Do you think there are no natural objects with intrinsic properties or distances between established by gravity as they were formed in space? All the cosmos depends on how it is observed? Is this not relativity's version of classical subjective idealism, with 'frame of reference' as the abstract, virtual "subject."
In philosophy, Realism, or Realist or Realistic, are terms that describe manifestations of philosophical realism, the belief that reality exists independently of observers.
Quote from: David Cooper on 04/09/2012 20:06:11Yes - we're all pretty much agreed now (I think) that the objects don't change, but that the measurements do, Two contradictory statements, put in this way. Physics concerns measures; if an object's measure changes, then the object changes.Unless you intended something else...
Say 1000 ships pass by Earth going 1000 different (but near 'c') velocities, all going in 1000 different directions. Does Earth change into 1000 different shapes with its diameter contracting variously in all those directions? Of course not!
Earth is actually nearly spherical. AC is actually 4.37 light years from Earth. The distance to the Sun is actually about 93 million miles, which would not change if it were measured by a ship flying by very fast. The probe in my example is not actually 10 meters long, as observed from Earth's frame. Proof: It will not fit in the shuttle's 10 meter cargo bay. (Much too long, actually.)
Yep, it's frame dependent.
QuoteYep, it's frame dependent.And that means the observed object changes its shape as the observer changes its (say inertial) frame of reference?
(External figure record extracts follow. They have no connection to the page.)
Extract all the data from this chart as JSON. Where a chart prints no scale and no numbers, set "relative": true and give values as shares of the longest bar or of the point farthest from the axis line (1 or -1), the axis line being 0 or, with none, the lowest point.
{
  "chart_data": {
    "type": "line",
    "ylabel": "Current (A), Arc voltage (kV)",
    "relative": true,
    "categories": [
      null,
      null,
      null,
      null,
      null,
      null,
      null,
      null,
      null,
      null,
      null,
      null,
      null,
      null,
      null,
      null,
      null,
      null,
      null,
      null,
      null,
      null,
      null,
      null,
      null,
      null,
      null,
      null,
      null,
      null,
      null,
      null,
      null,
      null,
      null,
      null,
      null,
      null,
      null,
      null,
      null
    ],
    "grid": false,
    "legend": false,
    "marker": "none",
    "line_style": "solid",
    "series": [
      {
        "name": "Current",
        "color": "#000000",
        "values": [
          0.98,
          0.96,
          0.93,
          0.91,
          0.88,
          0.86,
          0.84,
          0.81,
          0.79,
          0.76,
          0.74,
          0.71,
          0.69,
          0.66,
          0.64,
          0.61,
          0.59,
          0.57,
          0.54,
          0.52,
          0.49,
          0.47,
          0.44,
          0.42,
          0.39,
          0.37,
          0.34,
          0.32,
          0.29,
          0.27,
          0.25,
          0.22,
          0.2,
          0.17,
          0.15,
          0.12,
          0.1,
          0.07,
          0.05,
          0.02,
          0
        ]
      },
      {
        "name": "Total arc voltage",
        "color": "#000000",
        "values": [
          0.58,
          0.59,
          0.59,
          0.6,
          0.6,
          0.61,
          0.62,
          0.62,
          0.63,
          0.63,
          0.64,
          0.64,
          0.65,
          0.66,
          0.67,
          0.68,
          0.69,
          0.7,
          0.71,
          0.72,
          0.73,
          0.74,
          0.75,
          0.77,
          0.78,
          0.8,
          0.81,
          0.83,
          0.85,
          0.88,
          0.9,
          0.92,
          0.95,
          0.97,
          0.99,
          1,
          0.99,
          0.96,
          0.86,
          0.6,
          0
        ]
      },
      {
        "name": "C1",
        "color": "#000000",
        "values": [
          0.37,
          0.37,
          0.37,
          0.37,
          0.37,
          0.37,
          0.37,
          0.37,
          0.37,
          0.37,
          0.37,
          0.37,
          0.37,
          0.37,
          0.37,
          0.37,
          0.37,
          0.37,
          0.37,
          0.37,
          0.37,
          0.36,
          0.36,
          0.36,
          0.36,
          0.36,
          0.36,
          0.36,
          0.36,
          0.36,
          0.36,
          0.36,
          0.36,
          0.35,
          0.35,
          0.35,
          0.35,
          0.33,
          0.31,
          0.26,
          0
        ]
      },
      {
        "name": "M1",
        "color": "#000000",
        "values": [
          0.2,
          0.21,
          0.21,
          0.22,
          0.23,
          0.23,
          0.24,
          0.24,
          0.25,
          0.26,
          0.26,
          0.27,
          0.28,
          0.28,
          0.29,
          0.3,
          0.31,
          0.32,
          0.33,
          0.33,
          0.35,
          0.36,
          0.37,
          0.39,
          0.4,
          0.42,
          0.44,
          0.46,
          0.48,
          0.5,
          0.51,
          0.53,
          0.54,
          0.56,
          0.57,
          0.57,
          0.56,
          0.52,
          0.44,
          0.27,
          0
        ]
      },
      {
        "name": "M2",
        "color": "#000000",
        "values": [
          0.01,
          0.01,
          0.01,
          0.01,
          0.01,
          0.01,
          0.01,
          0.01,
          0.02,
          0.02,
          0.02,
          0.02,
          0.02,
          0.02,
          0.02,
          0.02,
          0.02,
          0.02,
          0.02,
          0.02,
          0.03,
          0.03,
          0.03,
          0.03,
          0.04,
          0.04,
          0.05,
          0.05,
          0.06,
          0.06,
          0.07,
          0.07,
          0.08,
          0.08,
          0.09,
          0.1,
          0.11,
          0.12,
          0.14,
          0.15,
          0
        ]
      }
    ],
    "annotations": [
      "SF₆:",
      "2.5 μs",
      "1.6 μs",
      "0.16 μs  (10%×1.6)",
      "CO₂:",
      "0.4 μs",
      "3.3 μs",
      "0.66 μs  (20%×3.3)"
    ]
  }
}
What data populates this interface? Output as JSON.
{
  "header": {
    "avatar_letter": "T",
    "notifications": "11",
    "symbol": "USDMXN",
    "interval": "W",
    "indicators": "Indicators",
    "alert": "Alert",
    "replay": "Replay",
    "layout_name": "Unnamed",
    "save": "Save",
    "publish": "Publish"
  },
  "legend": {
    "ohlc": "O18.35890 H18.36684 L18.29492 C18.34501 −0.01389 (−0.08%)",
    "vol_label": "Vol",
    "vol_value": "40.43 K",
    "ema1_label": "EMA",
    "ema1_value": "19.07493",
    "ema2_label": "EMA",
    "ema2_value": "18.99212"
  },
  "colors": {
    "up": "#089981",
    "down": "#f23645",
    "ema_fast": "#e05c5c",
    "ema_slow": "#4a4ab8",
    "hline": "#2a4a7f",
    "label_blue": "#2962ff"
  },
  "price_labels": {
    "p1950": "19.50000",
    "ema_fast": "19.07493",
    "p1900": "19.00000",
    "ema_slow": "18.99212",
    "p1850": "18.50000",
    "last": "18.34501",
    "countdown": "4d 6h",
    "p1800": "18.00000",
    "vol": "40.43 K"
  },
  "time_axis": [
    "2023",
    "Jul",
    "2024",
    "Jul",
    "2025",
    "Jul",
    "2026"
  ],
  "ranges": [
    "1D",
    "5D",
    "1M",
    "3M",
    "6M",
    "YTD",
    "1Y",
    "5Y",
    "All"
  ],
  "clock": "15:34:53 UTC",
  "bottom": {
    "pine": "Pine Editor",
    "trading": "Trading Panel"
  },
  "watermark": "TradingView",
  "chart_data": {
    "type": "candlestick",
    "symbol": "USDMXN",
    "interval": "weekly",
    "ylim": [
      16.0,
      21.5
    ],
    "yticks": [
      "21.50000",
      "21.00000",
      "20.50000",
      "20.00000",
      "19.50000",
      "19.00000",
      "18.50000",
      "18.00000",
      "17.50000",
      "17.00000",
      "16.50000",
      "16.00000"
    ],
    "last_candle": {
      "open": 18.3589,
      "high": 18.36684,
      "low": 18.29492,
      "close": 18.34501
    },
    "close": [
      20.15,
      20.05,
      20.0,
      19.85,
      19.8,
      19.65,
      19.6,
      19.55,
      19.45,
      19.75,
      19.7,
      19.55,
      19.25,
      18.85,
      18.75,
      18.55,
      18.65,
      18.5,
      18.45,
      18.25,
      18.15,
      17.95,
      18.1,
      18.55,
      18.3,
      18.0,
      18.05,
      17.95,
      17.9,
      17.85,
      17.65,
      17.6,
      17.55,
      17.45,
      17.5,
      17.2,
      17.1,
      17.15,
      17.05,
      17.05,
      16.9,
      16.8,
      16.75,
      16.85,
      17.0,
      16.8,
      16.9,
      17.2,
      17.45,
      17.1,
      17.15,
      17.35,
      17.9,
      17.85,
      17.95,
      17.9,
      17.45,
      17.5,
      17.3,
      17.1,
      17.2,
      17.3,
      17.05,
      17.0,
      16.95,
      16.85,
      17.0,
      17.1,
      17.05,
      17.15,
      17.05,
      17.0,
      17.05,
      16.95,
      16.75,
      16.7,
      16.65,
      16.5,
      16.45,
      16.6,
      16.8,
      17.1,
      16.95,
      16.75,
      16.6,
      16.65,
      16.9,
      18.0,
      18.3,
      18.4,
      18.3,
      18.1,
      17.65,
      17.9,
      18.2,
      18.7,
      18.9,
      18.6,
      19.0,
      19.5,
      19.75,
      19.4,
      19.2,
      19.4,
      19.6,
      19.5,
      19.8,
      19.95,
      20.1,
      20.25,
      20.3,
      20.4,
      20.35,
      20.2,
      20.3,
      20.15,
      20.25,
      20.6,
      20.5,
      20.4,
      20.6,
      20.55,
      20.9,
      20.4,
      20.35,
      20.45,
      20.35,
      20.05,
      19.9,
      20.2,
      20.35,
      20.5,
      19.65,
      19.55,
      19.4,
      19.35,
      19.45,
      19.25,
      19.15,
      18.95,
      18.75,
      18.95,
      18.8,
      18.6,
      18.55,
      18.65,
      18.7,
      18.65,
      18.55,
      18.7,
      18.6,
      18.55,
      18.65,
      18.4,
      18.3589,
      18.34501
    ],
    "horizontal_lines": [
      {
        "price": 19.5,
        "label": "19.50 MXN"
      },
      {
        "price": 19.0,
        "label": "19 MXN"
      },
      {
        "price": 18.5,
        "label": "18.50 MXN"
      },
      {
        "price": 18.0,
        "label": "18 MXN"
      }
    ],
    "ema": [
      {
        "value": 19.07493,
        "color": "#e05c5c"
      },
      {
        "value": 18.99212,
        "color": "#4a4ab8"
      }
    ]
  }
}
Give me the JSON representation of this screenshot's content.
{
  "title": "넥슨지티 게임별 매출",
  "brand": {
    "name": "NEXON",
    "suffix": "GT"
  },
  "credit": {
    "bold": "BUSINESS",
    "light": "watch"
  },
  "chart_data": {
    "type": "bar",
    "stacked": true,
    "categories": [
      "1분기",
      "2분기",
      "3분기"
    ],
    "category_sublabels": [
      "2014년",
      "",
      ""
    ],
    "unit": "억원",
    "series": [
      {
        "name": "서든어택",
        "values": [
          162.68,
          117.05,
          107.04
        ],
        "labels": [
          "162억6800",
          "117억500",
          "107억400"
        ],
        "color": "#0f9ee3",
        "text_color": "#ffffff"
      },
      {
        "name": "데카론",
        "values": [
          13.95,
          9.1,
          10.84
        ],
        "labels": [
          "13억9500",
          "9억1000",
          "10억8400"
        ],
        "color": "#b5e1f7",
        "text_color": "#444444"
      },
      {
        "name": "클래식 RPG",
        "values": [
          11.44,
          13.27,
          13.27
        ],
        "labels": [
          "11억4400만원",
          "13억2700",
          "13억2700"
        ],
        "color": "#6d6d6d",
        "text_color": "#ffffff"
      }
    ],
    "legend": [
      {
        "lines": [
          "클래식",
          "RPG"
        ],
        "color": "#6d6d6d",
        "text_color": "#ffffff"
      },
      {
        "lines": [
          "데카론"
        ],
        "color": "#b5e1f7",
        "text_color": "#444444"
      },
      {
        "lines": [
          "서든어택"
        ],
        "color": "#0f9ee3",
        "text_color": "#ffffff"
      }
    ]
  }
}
As far as I know, there is no direct experimental proof of length contraction. The time dilation was experimentally proved, but length contraction was only assumed to obey the invariance of "c". I understood the time dilation in seconds from that photon clock imaginary experiment. However I still cannot picture the length contraction in a nice intuitive way. This is the closest I could get to Lorentz contraction: I force myself to accepting that the lengths and therefore the shape of objects, as observed from various frames, are not intrinsic properties of objects but rather relationships between observer and the measured object. Seeing lengths as relationships between frames rather than an absolute property of the measured object, I can then digest that they could change with changing the frame of reference. But then we can always ask: "are these relationships the real lengths or apparent" - and ... here we go again ..... I cannot really understand why and how the space of a muon is different from mine (staying on Earth) in such a way that the muon somehow finds a path of only 1 meter to travel through what for me is 50 km layer of atmosphere.
So the sort of thing I was saying in my previous post is that the "measured length" of an object (like the Earth's atmosphere) -- is not an intrinsic property of that object -- but its "rest length" is.
As far as the muon travelling through the atmosphere is concerned, there will be no inappropriate change in the physics of its interaction with the atmosphere because the relativistic decrease in the length of path will be matched by a relativistic increase in the number density of atmospheric molecules, and the relativistic increase in the observed mass of each molecule (which operates quite separately to the increase in number density) will produce an exact match with the physics we observe from an Earth-stationary frame.